Phillies 1, Pirates 0 - Roy Halladay was nearly flawless for eight innings and Philadelphia showed off their pitching from the start by edging host Pittsburgh.

Missing injured stars Ryan Howard and Chase Utley, the Phillies scored the lone run they needed on a sacrifice fly by Carlos Ruiz in the seventh. New closer Jonathan Papelbon pitched a perfect ninth for his first National League save.

Halladay sparkled, giving up just two first-inning singles while striking out five without issuing a walk.

Pittsburgh starter Erik Bedard nearly matched Halladay pitch for pitch, giving up only one run in seven innings.

Nationals 2, Cubs 1 - Stephen Strasburg dominated Chicago for seven innings, and Ian Desmond singled in the go-ahead run in the ninth to give visiting Washington a win over the Cubs.

Strasburg allowed one run and five hits, including an RBI single to Marlon Byrd in the fourth. He was pinch hit for in the eighth, when Kerry Wood forced in the tying run with three straight walks, and did not figure in the decision.

Washington went ahead in the ninth when Chad Tracy hit a two-out double off the right-field wall against Carlos Marmol, and Desmond followed with his third hit.

Strasburg struck out five and walked one.
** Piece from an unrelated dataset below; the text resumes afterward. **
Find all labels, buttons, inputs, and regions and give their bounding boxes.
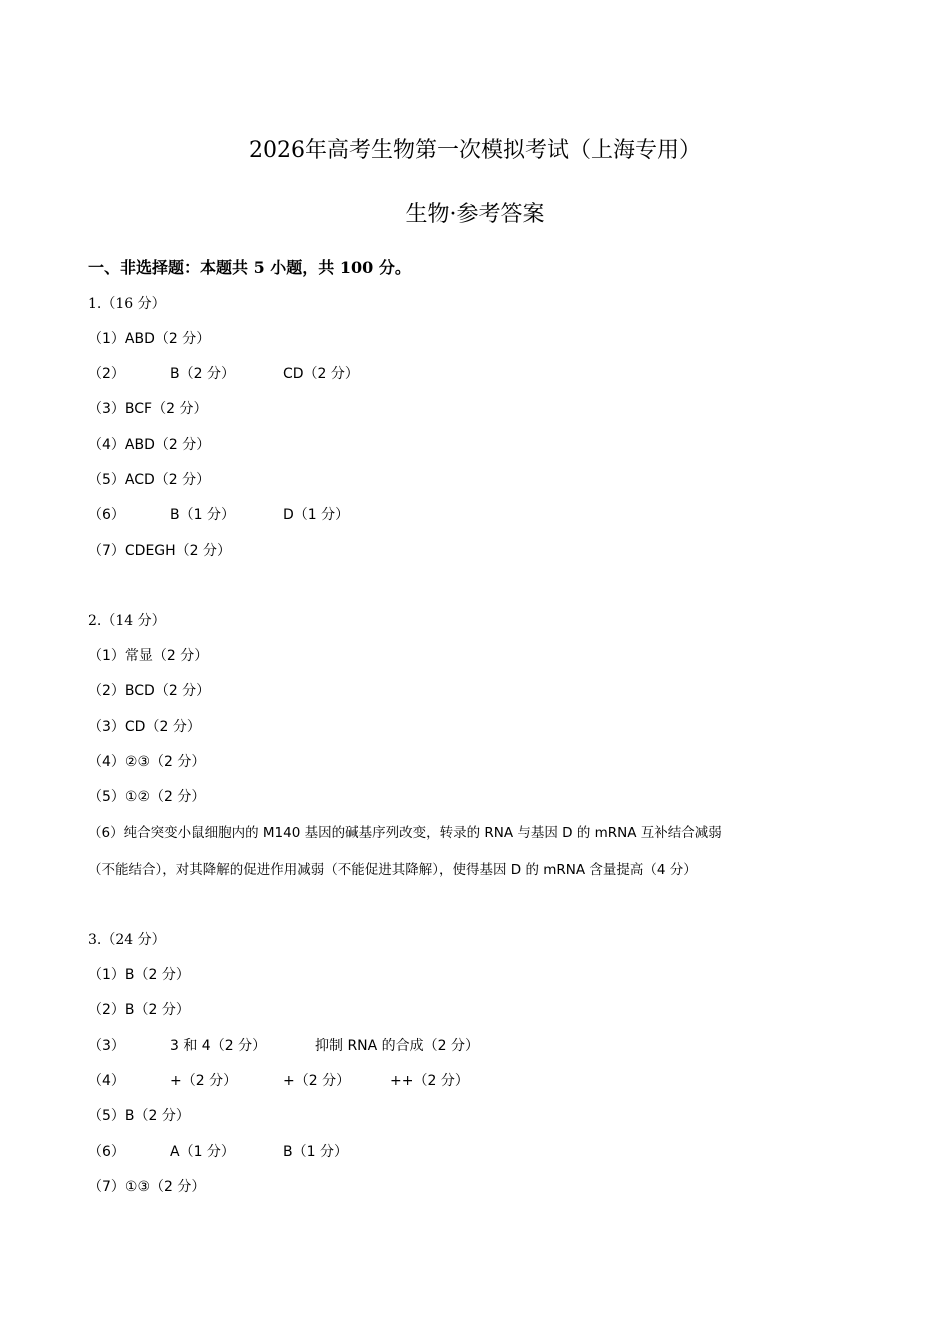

He reached 98 mph when he struck out Starlin Castro in the sixth.

Ryan Dempster, making his fourth opening start, was just as dominant, striking out 10 in 7 2/3 innings.

Mets 1, Braves 0 - Back on a major league mound for the first time in 19 months, Johan Santana tossed five innings of two-hit ball in his long-awaited return from shoulder surgery and David Wright hit an RBI single to lead host New York past Atlanta.

New York’s revamped bullpen shut down the Braves, while the shortened fences at reconfigured Citi Field hardly came into play.

Santana struck out five and wriggled out of a fifth-inning jam in his first big league appearance since beating the Braves Sept. 2, 2010. He had surgery 12 days later to repair a torn anterior cruciate capsule in his left shoulder.

Reds 4, Marlins 0 - Jay Bruce homered and drove in a pair of runs, and Johnny Cueto dominated in his first Opening Day start, leading host Cincinnati past Miami before one of the biggest crowds ever at Great American Ball Park.

Cueto allowed only three hits over seven innings, one of them an infield single.

Miami’s Mark Buehrle gave up Bruce’s sacrifice fly and Ryan Ludwick’s RBI double over six innings. Bruce also homered off Edward Mujica.

Dodgers 5, Padres 3 - With Magic Johnson and Frank McCourt watching from next to the dugout, Los Angeles beat host San Diego even though reigning NL Cy Young Award winner Clayton Kershaw left after three innings with the flu.

Former Lakers great Johnson, part of a group buying the Dodgers for $2.15 billion from McCourt, had a big smile after Matt Kemp hit a two-run homer in the eighth, giving him three RBIs. Johnson and McCourt sat next to each other and chatted throughout the game.